C’est rigolo de voir que même les règles ont changé en si peu de temps ! Rim me rappelait ses longues parties de Monopoly, où le gagnant se retrouvait alors riche, mais seul ; et finalement sans perspective — je n’en comprends toujours pas l’intérêt ! J’adore tellement ces moments à réfléchir ensemble, croiser nos vues, nous écouter ne pas être d’accord, pour construire des réponses à sommes positives : nos fameux désaccords féconds !

C’est comme ça que, dès le primaire, on a joué à regarder des problèmes à partir de ce qui était. De vrais sujets. Par exemple, le vivant n’était plus un décor, mais bien un cadre réel dont nous faisions partie. On allait chercher des données effectives sur internet, en jouant de notre esprit critique. Ce qui nous permettait de voir véritablement les états des ressources.
Ainsi, à l’apprentissage, on était aussi confrontés à notre responsabilité. Il ne pouvait pas y avoir un cours de maths, de géographie ou de SVT sans qu’on nous fasse prendre conscience des conséquences… des modes de vie, des modes de consommation, de l’utilisation de telle ou telle ressource. C’était si naturel pour nous ! De redonner toute leur valeur et leur rareté aux matériaux, aux composants, à l’eau, à l’énergie.

Les parents me rappelaient hier combien les années 20 à 30 se déroulèrent sur fond de crises multiples ; il y a 12 ans à peine ! Votre monde ne pourra être le même, quand je vois combien tout va si vite ! Qu’imaginer dans 60 ans ? Je me demande à quoi tu joueras…

Un jour, peu de temps avant le Noël 2028 je crois, j’ai embarqué toute la famille sur le sujet : si on doit consommer moins, ça serait quoi nos plus ?
On s’est mis à réfléchir ensemble. À la maison. Puis avec les voisins. Les cousins. Les copains. C’est devenu un jeu qui se prolongeait lors de grands dîners animés ou de week-ends festifs.
Que seraient donc ces moins ?
Avec moins, de quoi serions-nous plus heureux — ou plus légers ?
Quelles alliances entre terrestres ?
Au bout de quelque temps, on a décidé de rejoindre le vaste mouvement du mieux, du « buen vivir ».
Quels mieux mettre en place dans nos vies ? Le quatrième manifeste convivialiste, co-écrit par plus de 1 000 autrices et auteurs du monde entier, a inspiré durablement notre mode de pensée.

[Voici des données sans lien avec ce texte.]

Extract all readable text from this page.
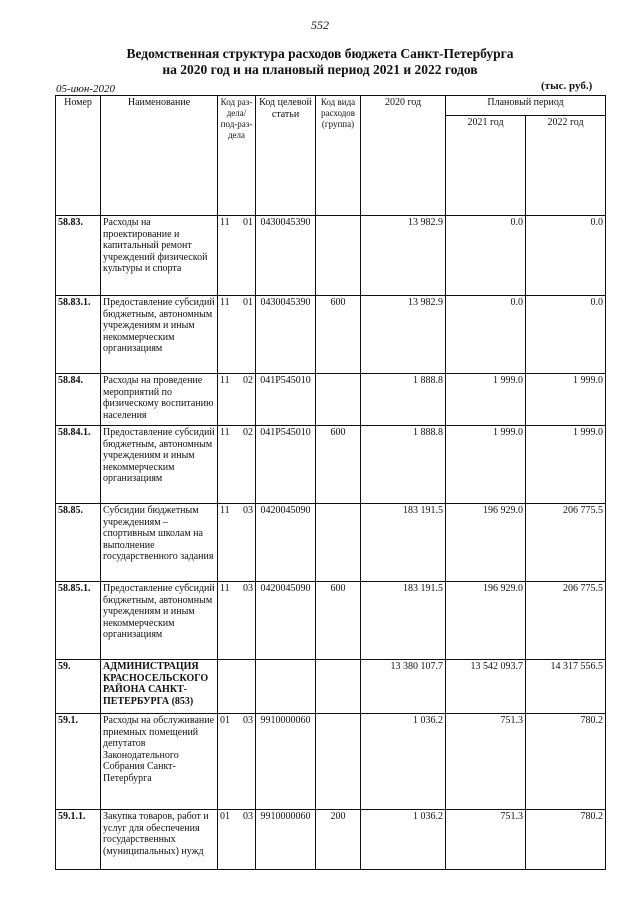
552
Ведомственная структура расходов бюджета Санкт-Петербурга
на 2020 год и на плановый период 2021 и 2022 годов
05-июн-2020	(тыс. руб.)
Номер	Наименование	Код раз-дела/ под-раз-дела		Код целевой статьи	Код вида расходов (группа)	2020 год	Плановый период	
							2021 год	2022 год
58.83.	Расходы на проектирование и капитальный ремонт учреждений физической культуры и спорта	11	01	0430045390		13 982.9	0.0	0.0
58.83.1.	Предоставление субсидий бюджетным, автономным учреждениям и иным некоммерческим организациям	11	01	0430045390	600	13 982.9	0.0	0.0
58.84.	Расходы на проведение мероприятий по физическому воспитанию населения	11	02	041P545010		1 888.8	1 999.0	1 999.0
58.84.1.	Предоставление субсидий бюджетным, автономным учреждениям и иным некоммерческим организациям	11	02	041P545010	600	1 888.8	1 999.0	1 999.0
58.85.	Субсидии бюджетным учреждениям – спортивным школам на выполнение государственного задания	11	03	0420045090		183 191.5	196 929.0	206 775.5
58.85.1.	Предоставление субсидий бюджетным, автономным учреждениям и иным некоммерческим организациям	11	03	0420045090	600	183 191.5	196 929.0	206 775.5
59.	АДМИНИСТРАЦИЯ КРАСНОСЕЛЬСКОГО РАЙОНА САНКТ-ПЕТЕРБУРГА (853)					13 380 107.7	13 542 093.7	14 317 556.5
59.1.	Расходы на обслуживание приемных помещений депутатов Законодательного Собрания Санкт-Петербурга	01	03	9910000060		1 036.2	751.3	780.2
59.1.1.	Закупка товаров, работ и услуг для обеспечения государственных (муниципальных) нужд	01	03	9910000060	200	1 036.2	751.3	780.2
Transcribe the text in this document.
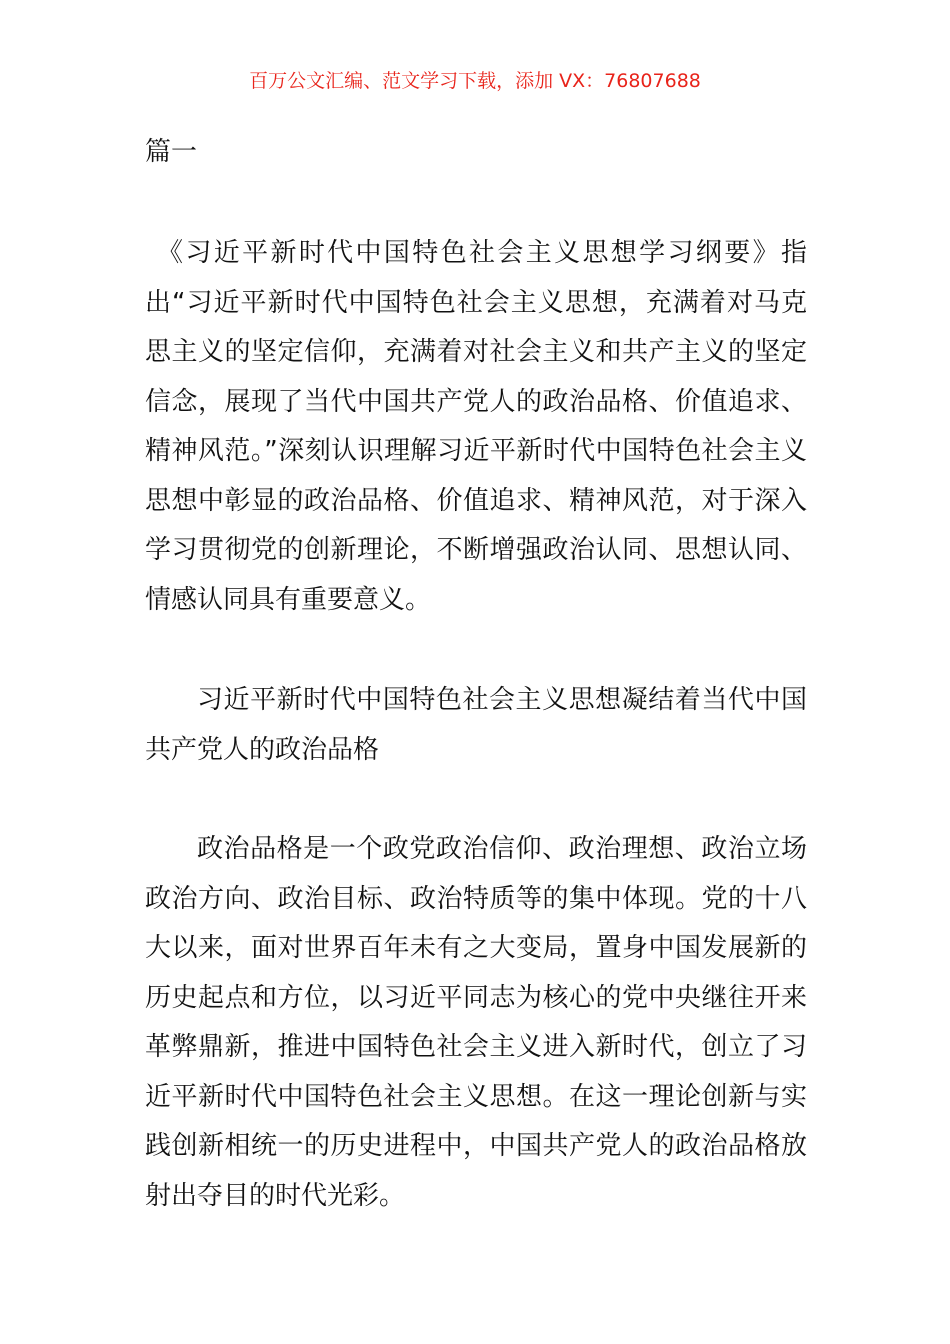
百万公文汇编、范文学习下载，添加 VX：76807688
篇一

《习近平新时代中国特色社会主义思想学习纲要》指出“习近平新时代中国特色社会主义思想，充满着对马克思主义的坚定信仰，充满着对社会主义和共产主义的坚定信念，展现了当代中国共产党人的政治品格、价值追求、精神风范。”深刻认识理解习近平新时代中国特色社会主义思想中彰显的政治品格、价值追求、精神风范，对于深入学习贯彻党的创新理论，不断增强政治认同、思想认同、情感认同具有重要意义。

习近平新时代中国特色社会主义思想凝结着当代中国共产党人的政治品格

政治品格是一个政党政治信仰、政治理想、政治立场政治方向、政治目标、政治特质等的集中体现。党的十八大以来，面对世界百年未有之大变局，置身中国发展新的历史起点和方位，以习近平同志为核心的党中央继往开来革弊鼎新，推进中国特色社会主义进入新时代，创立了习近平新时代中国特色社会主义思想。在这一理论创新与实践创新相统一的历史进程中，中国共产党人的政治品格放射出夺目的时代光彩。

C’est dans ces années-là aussi que l’école nous a encouragés à organiser des ateliers pour réparer et faire durer les objets ; puis des cafés philo pour réfléchir à… la possession, l’habitabilité, la joie, etc.
À lancer de grands jeux à l’échelle des familles, de la rue, du village.
À prendre des temps de pause pour réfléchir au sens de notre action.
Ma mère me disait que c’était aussi dans ces années que les jardins partagés se sont multipliés par 20. On s’est mis à en voir partout. Dans tous les quartiers, les entreprises, les administrations, les écoles. On y semait, binait, apprenait ensemble, puis cuisinait le fruit des récoltes.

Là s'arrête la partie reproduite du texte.